On 3/14/2012 4:49 PM, Arnaud Delobelle wrote:
On 14 March 2012 20:37, Croepha<croe...@gmail.com> wrote:
Which is preferred:
for value in list:
if not value is another_value:
value.do_something()
break
Do you really mean 'is' or '=='?
If you mean x is not y, write it that way.

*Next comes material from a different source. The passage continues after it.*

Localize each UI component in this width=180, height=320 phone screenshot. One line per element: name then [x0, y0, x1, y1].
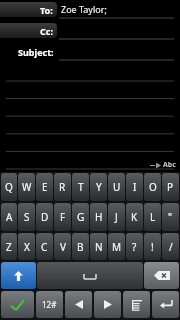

'not x is y' can be misread and misunderstood, depending on whether
the 'is' is true or not.
>>> not 1 is 1
False
>>> not (1 is 1)
False
>>> (not 1) is 1
False
Does not matter how read.
>>> not (1 is 0)
True
>>> (not 1) is 0
False
>>> not 1 is 0
True
Does matter how read.
if list and not list[0] is another_value:
list[0].do_something()
Or
try:
value = mylist[0]
if value is not another_value: value.dosomething
except IndexError:
pass
I would not do this in this case of index 0, but if the index were a
complicated expression or expensive function call, making 'if list' an
inadequate test, I might.
Hard to say, since they don't do the same thing :)
I suspect you meant:
for value in list:
if not value is another_value:
value.do_something()
break
I always feel uncomfortable with this because it's misleading: a loop
that never loops.
I agree. Please do not do this in public ;-).